YEREVAN (Azatutyun.am)—Vachagan Ghazaryan, a high-ranking officer who served as former President Serzh Sarkisian’s bodyguard for over two decades, was remanded Thursday while in custody. He was arrested on corruption charges three days prior.
A court in Yerevan allowed Armenia’s Special Investigative Service (SIS) to keep Ghazaryan in detention while an investigation stemming from the over $2 million worth of cash confiscated from him is pending.
The SIS on Wednesday formally charged him with illegally enriching himself and failing to disclose the bulk of his massive assets to a state anti-corruption body.
Ghazaryan was detained on Monday, five days after police raided his apartment in Yerevan and found $1.1 million and 230,000 euros ($267,000) in cash there.
The National Security Service (NSS), which made the arrest, said Ghazaryan carried $120,000 and 436 million drams ($900,000) in a bag when he was caught outside a commercial bank in Yerevan. It said Ghazaryan claimed that he was going to give the money to its “real owner” but refused to identify that person.
According to an NSS statement, Ghazaryan was also planning to withdraw 1.5 billion drams ($3.1 million) kept by him and his wife at another Armenian bank. He claimed that he “forgot” to add these sums to his official income declarations.
Such declarations are mandatory for Armenia’s high-ranking state officials and their close relatives.
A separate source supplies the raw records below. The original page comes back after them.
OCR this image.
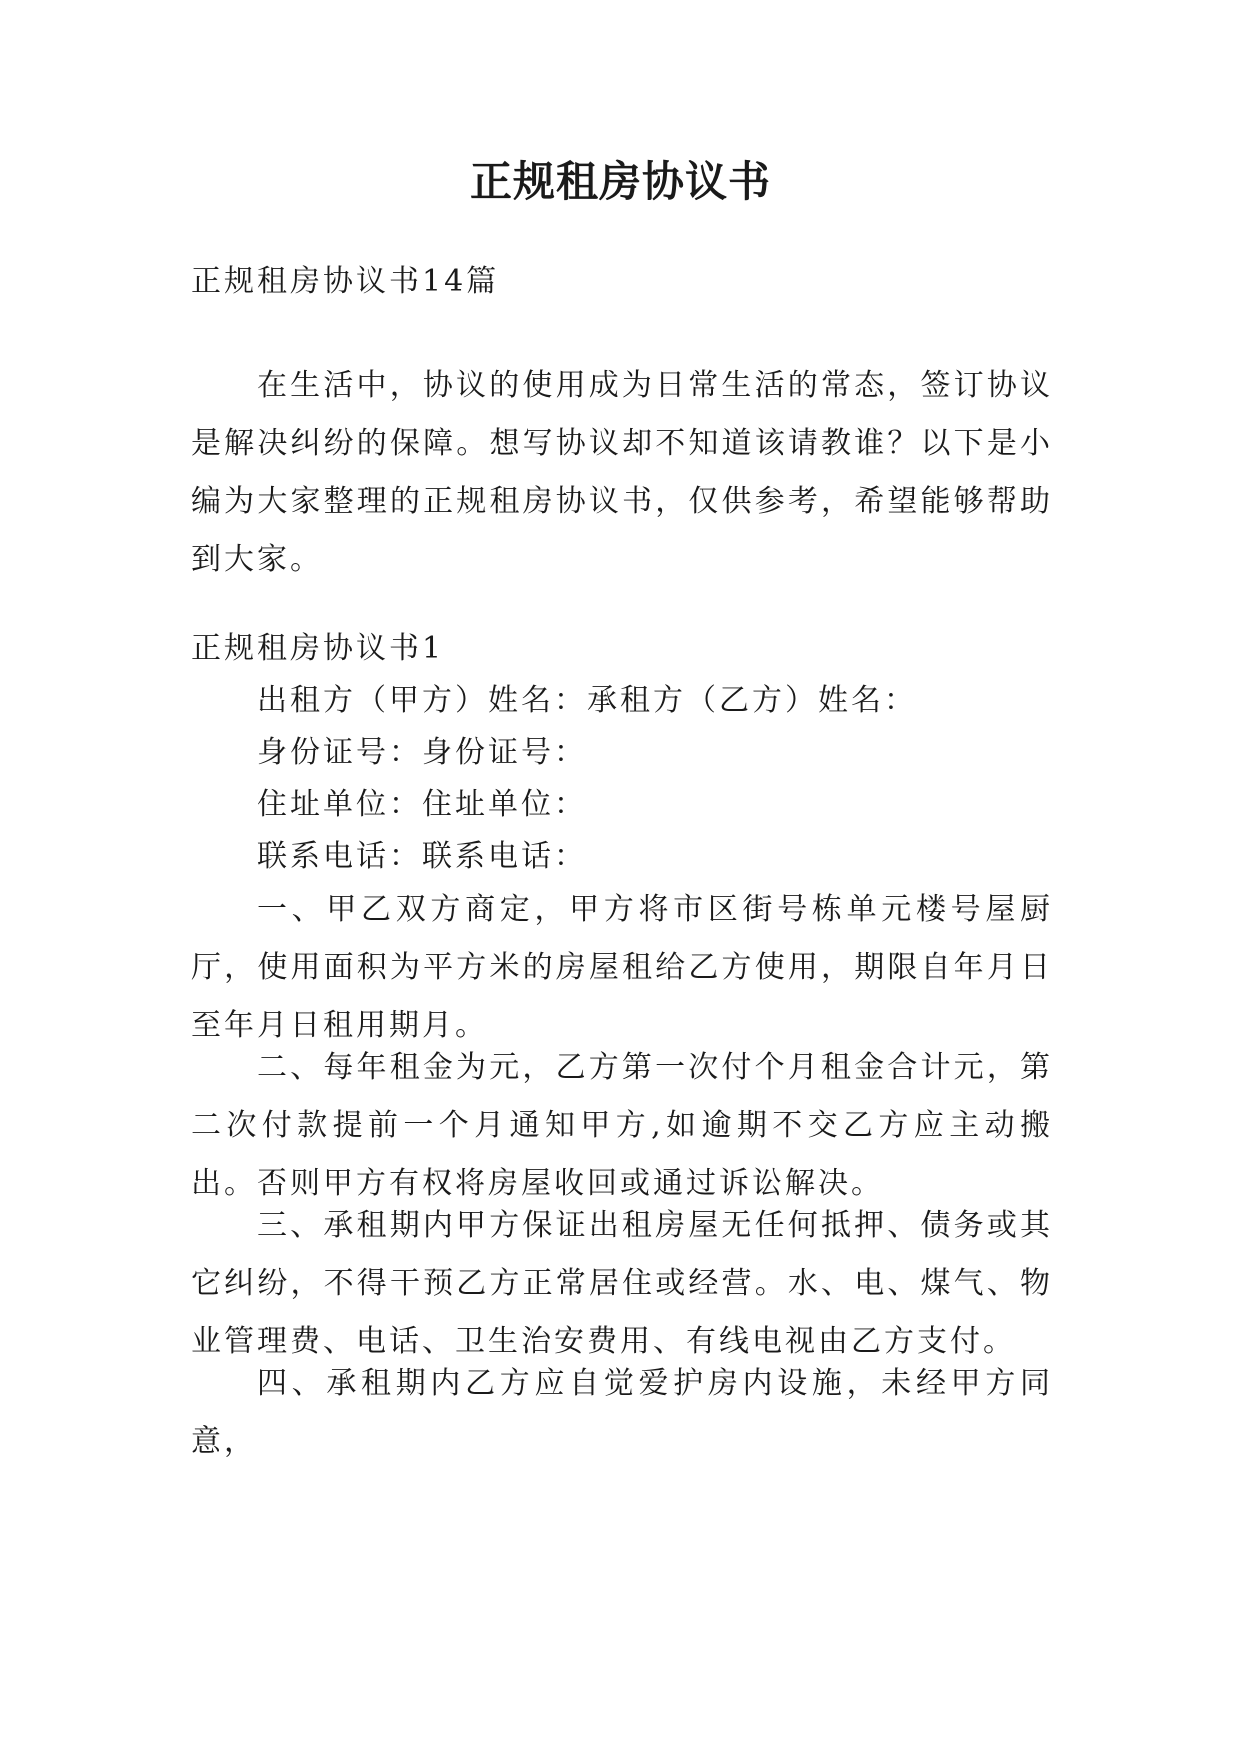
正规租房协议书

正规租房协议书14篇

在生活中，协议的使用成为日常生活的常态，签订协议是解决纠纷的保障。想写协议却不知道该请教谁？以下是小编为大家整理的正规租房协议书，仅供参考，希望能够帮助到大家。

正规租房协议书1

出租方（甲方）姓名：承租方（乙方）姓名：

身份证号：身份证号：

住址单位：住址单位：

联系电话：联系电话：

一、甲乙双方商定，甲方将市区街号栋单元楼号屋厨厅，使用面积为平方米的房屋租给乙方使用，期限自年月日至年月日租用期月。

二、每年租金为元，乙方第一次付个月租金合计元，第二次付款提前一个月通知甲方,如逾期不交乙方应主动搬出。否则甲方有权将房屋收回或通过诉讼解决。

三、承租期内甲方保证出租房屋无任何抵押、债务或其它纠纷，不得干预乙方正常居住或经营。水、电、煤气、物业管理费、电话、卫生治安费用、有线电视由乙方支付。

四、承租期内乙方应自觉爱护房内设施，未经甲方同意，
Ghazaryan, who has the rank of NSS general, was among them until Prime Minister Nikol Pashinyan dismissed him last month as first deputy head of a security agency providing bodyguards to the country’s leaders.
Detailing the accusations against Ghazaryan, the SIS argued that the cash seized from him “substantially exceeds his legal revenues.” It portrayed this as clear proof that he “illegally enriched himself.”
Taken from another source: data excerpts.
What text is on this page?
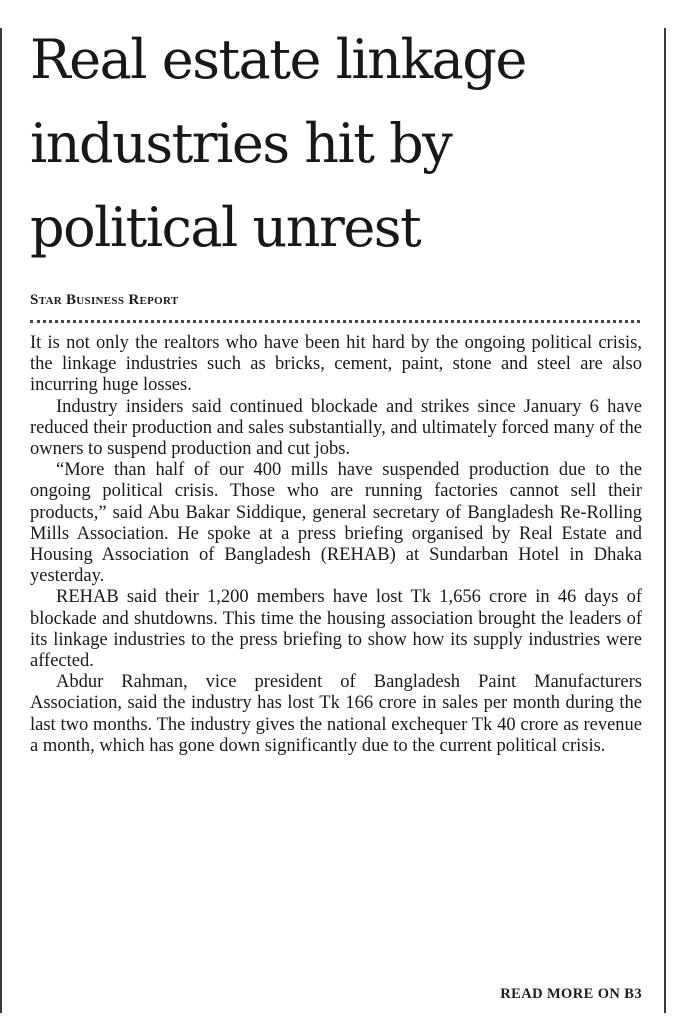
Real estate linkage
industries hit by
political unrest
Star Business Report

It is not only the realtors who have been hit hard by the ongoing political crisis, the linkage industries such as bricks, cement, paint, stone and steel are also incurring huge losses.

Industry insiders said continued blockade and strikes since January 6 have reduced their production and sales substantially, and ultimately forced many of the owners to suspend production and cut jobs.

“More than half of our 400 mills have suspended production due to the ongoing political crisis. Those who are running factories cannot sell their products,” said Abu Bakar Siddique, general secretary of Bangladesh Re-Rolling Mills Association. He spoke at a press briefing organised by Real Estate and Housing Association of Bangladesh (REHAB) at Sundarban Hotel in Dhaka yesterday.

REHAB said their 1,200 members have lost Tk 1,656 crore in 46 days of blockade and shutdowns. This time the housing association brought the leaders of its linkage industries to the press briefing to show how its supply industries were affected.

Abdur Rahman, vice president of Bangladesh Paint Manufacturers Association, said the industry has lost Tk 166 crore in sales per month during the last two months. The industry gives the national exchequer Tk 40 crore as revenue a month, which has gone down significantly due to the current political crisis.

READ MORE ON B3
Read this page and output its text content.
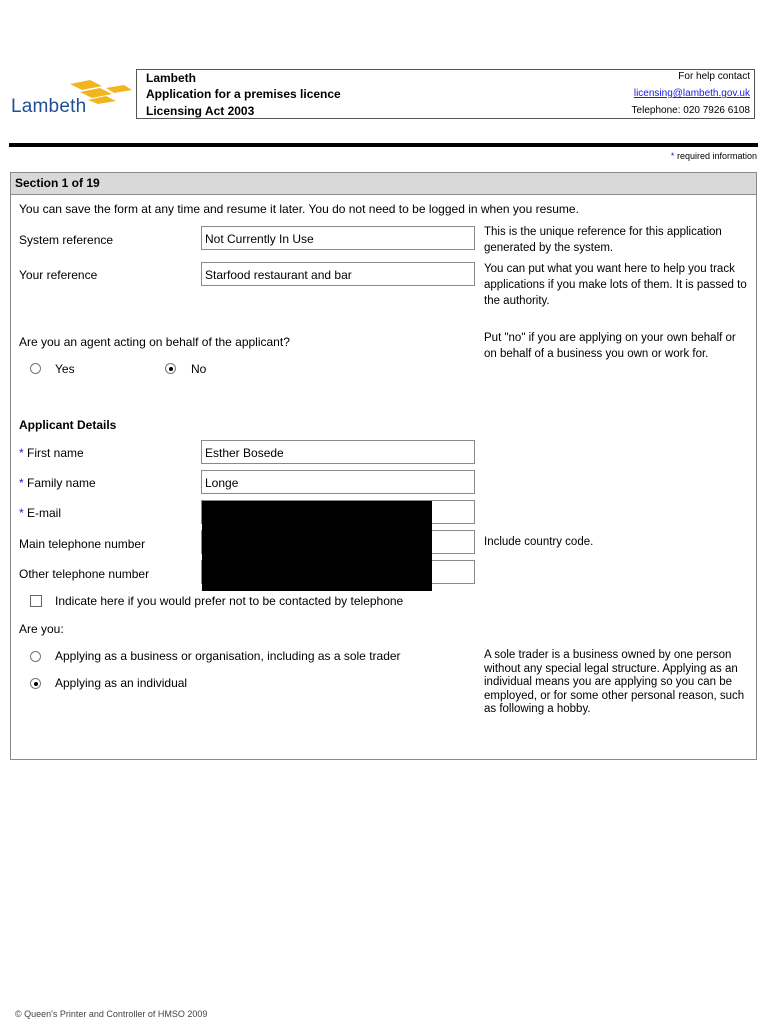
Lambeth
Lambeth
Application for a premises licence
Licensing Act 2003
For help contact
licensing@lambeth.gov.uk
Telephone: 020 7926 6108
* required information
Section 1 of 19
You can save the form at any time and resume it later. You do not need to be logged in when you resume.
System reference	Not Currently In Use	This is the unique reference for this application generated by the system.
Your reference	Starfood restaurant and bar	You can put what you want here to help you track applications if you make lots of them. It is passed to the authority.
Are you an agent acting on behalf of the applicant?	Put "no" if you are applying on your own behalf or on behalf of a business you own or work for.
Yes	No
Applicant Details
* First name	Esther Bosede
* Family name	Longe
* E-mail
Main telephone number	Include country code.
Other telephone number
Indicate here if you would prefer not to be contacted by telephone
Are you:
Applying as a business or organisation, including as a sole trader
Applying as an individual
A sole trader is a business owned by one person without any special legal structure. Applying as an individual means you are applying so you can be employed, or for some other personal reason, such as following a hobby.
© Queen's Printer and Controller of HMSO 2009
It is not clear whether or not Ghazaryan will plead guilty to the accusations carrying between two and six years in prison. His lawyers made no statements and did not publicize their names as of Thursday afternoon. Ghazaryan is the first person in Armenia prosecuted on such charges.
The ex-president has not yet commented on the corruption case against his longtime bodyguard.
Armenia’s new government has been instrumental in a series of high-profile corruption inquiries launched against former officials. Pashinyan has repeatedly pledged to “root out” endemic corruption in the country since he swept to power about two months ago.